Dynamic simulation of a contact-enhanced MEMS inertial switch in Simulink

• Published in: Microsystem technologies : sensors, actuators, systems integration Vol. 17; no. 8; pp. 1329 - 1342
• Main Authors: Yang, Zhuoqing, Cai, Haogang, Ding, Guifu, Wang, Hong, Zhao, Xiaolin
• Format: Journal Article
• Language: English
• Published: Berlin/Heidelberg Springer-Verlag 01.08.2011; Springer
• Subjects: Applied sciences; Electronics; Electronics and Microelectronics; Engineering; Exact sciences and technology; Instrumentation; Instruments, apparatus, components and techniques common to several branches of physics and astronomy; Integrated circuits; Integrated circuits by function (including memories and processors); Mechanical Engineering; Mechanical instruments, equipment and techniques; Micromechanical devices and systems; Nanotechnology; Physics; Semiconductor electronics. Microelectronics. Optoelectronics. Solid state devices; Technical Paper; Proof Mass; Contact Point; Squeeze Film; Traditional Design; Shock Acceleration; Point contact; Vibration; Circuit design; Quasi static theory; Mechanical contact; Experimental study; Modeling; Microrelay; Spring mass system; Stationary condition; Natural frequency; Dynamic contact; Rebound; Selector switch; Dynamic model; Microelectromechanical device; Threshold
• ISSN: 0946-7076; 1432-1858
• DOI: 10.1007/s00542-011-1311-1

A novel contact-enhanced design of MEMS (micro-electro-mechanical system) inertial switch was proposed and modeled in Simulink ® . The contact effect is improved by an easily realized modification on the traditional design, i.e. introducing a movable contact point between the movable electrode (proof mass) and the stationary electrode, therefore forming a dual mass-spring system. The focus of this paper is limited to a vertically driven unidirectional one for the purposes of demonstration, but this design concept and Simulink ® model is universal for various kinds of inertial micro-switches. The dynamic simulation confirmed the contact-enhancing mechanism, showing that the switch-on time can be prolonged for the dynamic shock acceleration and the bouncing effect can be reduced for the quasi-static acceleration. The threshold acceleration of the inertial switch is determined by the proof mass-spring system’s natural frequency. Since the inertial switches were fabricated by the multilayer electroplating technology, the proof mass thickness were assigned two values, 100 and 50 μm, in order to get threshold levels of 56 and 133 g respectively for the dynamic acceleration of half-sine wave with 1 ms duration.
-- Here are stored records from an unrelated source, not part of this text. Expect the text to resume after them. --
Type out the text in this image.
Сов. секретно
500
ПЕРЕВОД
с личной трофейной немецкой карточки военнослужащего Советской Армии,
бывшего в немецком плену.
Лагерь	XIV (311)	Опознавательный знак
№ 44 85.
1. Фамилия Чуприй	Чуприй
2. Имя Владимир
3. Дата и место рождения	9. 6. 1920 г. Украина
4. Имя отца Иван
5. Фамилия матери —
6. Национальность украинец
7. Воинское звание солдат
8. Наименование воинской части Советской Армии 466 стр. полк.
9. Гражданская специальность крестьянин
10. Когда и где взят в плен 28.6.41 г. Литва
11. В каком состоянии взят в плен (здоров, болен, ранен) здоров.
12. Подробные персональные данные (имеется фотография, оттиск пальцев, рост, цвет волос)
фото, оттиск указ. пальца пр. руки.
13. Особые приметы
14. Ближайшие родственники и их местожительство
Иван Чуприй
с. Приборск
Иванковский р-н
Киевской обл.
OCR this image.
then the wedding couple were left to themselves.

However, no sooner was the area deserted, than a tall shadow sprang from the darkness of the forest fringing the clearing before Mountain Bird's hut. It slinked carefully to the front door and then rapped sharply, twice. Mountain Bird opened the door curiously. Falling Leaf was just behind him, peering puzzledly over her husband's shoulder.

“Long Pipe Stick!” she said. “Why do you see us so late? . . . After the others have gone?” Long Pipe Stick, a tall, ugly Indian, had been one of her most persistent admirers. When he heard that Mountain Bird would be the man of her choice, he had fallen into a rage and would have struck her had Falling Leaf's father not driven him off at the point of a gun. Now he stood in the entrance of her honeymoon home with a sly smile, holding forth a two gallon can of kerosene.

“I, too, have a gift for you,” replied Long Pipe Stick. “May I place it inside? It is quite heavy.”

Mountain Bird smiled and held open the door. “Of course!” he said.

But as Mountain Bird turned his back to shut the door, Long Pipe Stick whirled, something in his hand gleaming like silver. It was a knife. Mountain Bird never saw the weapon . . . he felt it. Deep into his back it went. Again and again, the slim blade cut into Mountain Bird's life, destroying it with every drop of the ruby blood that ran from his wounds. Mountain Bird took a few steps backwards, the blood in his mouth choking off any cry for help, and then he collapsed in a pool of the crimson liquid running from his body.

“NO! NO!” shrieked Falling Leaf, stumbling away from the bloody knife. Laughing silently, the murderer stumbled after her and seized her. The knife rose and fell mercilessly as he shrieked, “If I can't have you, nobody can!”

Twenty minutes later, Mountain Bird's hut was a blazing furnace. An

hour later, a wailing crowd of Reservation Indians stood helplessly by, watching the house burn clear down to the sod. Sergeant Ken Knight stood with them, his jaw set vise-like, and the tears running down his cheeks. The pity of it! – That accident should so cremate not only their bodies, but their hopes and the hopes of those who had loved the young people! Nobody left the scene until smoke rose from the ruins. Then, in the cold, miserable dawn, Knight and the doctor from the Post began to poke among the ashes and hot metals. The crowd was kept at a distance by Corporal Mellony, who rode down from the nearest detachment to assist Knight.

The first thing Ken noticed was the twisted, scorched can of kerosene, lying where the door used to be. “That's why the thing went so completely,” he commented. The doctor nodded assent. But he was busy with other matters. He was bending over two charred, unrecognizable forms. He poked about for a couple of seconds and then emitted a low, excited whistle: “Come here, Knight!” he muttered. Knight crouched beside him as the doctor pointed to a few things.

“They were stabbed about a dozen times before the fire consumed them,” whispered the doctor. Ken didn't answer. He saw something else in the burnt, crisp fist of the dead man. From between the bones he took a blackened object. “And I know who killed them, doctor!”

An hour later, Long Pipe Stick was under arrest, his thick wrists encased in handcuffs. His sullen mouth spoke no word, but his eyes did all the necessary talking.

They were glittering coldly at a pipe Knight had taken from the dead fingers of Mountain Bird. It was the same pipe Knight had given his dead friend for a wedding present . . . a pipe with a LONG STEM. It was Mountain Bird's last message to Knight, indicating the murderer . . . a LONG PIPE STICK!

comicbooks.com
Other factors that influence the dynamic response, such as the squeeze film damping and the contact point-spring system’s natural frequency were also discussed. The fabricated devices were characterized by the drop hammer experiment, and the results were in agreement with the simulation predictions. The switch-on time was prolonged to over 50 μs from the traditional design’s 10 μs, and could reach as long as 120 μs. Finally, alternative device configurations of the contact-enhancing mechanism were presented, including a laterally driven bidirectional inertial switch and a multidirectional one.